Rabbi Joshua Schulman, director of chesed programming at Frisch, sees the Global Unity Torah as “an unbelievable opportunity for our students and members of the broader community to be a part of an initiative uniting various individuals and groups of Jews worldwide through our common love for Israel, Jerusalem, Torah, and chesed.”

Frisch reserved a block of 2,000 letters for its 700 ninth- to 12th-grade students.

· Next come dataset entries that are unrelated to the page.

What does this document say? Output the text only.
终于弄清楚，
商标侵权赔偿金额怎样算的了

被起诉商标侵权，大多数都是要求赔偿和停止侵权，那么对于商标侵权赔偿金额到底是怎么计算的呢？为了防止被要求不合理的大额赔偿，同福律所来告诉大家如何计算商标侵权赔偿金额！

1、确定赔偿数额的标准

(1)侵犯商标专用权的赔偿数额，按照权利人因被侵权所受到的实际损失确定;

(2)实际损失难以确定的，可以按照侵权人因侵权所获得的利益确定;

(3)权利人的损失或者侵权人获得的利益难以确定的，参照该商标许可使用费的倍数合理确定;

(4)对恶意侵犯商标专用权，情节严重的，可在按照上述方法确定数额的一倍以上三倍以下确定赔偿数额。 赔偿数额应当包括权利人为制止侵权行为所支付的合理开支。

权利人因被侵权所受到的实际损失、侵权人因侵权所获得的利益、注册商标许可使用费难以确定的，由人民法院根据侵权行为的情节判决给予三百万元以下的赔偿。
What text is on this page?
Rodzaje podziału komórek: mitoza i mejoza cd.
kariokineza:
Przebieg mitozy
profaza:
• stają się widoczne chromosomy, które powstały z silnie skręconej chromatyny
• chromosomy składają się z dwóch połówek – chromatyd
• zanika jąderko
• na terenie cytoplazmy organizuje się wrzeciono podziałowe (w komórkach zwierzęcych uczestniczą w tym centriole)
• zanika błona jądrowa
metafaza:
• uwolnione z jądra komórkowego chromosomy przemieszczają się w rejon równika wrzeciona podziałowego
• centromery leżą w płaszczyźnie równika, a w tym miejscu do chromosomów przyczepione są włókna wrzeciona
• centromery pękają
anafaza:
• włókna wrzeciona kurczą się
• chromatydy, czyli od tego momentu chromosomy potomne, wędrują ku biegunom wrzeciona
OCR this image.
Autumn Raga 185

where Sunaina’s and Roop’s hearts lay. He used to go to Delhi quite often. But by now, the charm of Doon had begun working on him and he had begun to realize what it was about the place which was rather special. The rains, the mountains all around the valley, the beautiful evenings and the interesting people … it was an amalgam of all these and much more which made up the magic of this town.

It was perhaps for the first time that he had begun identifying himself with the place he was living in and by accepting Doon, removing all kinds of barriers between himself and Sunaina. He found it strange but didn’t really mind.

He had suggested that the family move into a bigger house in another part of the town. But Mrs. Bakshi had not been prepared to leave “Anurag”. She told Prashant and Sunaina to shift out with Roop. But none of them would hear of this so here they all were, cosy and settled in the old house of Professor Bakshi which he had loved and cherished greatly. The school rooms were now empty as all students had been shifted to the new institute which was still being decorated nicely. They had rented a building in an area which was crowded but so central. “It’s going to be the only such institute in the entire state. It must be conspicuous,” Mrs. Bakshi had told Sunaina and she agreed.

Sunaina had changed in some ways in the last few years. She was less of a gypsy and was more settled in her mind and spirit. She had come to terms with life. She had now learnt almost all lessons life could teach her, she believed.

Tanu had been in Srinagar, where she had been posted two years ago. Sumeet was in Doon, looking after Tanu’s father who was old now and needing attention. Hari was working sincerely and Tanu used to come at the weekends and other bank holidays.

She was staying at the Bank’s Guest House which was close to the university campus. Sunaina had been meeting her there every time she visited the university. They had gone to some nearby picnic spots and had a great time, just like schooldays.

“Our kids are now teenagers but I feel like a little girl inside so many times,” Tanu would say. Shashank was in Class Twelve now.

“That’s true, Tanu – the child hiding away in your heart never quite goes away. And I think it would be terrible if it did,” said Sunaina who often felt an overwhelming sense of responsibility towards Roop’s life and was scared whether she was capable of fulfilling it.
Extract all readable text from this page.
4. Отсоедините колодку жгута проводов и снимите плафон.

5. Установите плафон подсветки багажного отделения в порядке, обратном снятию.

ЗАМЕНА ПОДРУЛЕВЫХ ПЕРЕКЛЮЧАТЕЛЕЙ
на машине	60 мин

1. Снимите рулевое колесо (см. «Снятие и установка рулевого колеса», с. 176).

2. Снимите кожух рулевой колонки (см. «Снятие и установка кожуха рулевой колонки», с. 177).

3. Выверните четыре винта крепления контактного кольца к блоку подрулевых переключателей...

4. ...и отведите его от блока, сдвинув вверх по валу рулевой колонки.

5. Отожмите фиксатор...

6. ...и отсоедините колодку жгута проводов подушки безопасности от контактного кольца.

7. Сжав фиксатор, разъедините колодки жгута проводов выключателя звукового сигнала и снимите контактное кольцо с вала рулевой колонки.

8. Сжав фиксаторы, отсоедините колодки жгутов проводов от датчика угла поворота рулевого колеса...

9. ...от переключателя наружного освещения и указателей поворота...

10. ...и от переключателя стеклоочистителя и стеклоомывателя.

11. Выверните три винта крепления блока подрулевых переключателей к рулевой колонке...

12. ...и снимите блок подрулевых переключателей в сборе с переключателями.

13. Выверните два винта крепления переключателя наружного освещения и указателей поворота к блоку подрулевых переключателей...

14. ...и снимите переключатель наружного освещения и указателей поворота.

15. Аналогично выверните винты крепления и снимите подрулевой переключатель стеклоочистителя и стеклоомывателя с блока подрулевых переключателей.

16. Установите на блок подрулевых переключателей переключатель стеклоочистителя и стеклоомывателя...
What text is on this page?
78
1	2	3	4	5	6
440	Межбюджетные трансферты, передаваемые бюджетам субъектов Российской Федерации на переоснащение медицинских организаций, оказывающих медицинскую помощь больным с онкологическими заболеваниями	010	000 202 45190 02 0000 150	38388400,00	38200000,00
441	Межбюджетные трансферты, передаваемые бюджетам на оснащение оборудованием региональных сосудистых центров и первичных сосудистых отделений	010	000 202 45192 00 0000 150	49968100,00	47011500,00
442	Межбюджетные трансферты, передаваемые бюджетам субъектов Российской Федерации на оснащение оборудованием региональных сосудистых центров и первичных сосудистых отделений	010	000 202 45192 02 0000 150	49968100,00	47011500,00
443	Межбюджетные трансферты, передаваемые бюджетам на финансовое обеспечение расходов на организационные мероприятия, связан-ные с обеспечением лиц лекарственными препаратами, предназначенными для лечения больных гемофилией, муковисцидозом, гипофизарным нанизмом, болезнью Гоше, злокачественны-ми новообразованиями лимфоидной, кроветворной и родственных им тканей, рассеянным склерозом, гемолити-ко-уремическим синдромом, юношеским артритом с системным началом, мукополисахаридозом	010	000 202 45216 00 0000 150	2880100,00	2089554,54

“Students are, honestly, extremely excited about being part of something so right, so good, and so meaningful,” Rabbi Schulman said. “We all find meaning in finding ways to be of assistance to others, and having the opportunity to pledge our acts of kindness toward the writing of a sefer Torah is inspiring for everyone involved.”

The Afikim Foundation produced a set of eight fabric murals depicting scenes of Jerusalem, as well as colorful booklets offering information and historical facts about Jerusalem in five languages, to enhance its Jerusalem50 project. The foundation also is offering an interactive traveling Jerusalem Exhibit with accompanying study guide for educational institutions and Jewish community centers.

Three people randomly chosen from people who enter their email address on the Jerusalem50 website will receive round-trip tickets to attend the Torah dedication ceremony in Jerusalem on May 28; the ceremony will be headlined by Jerusalem’s mayor, Nir Barkat.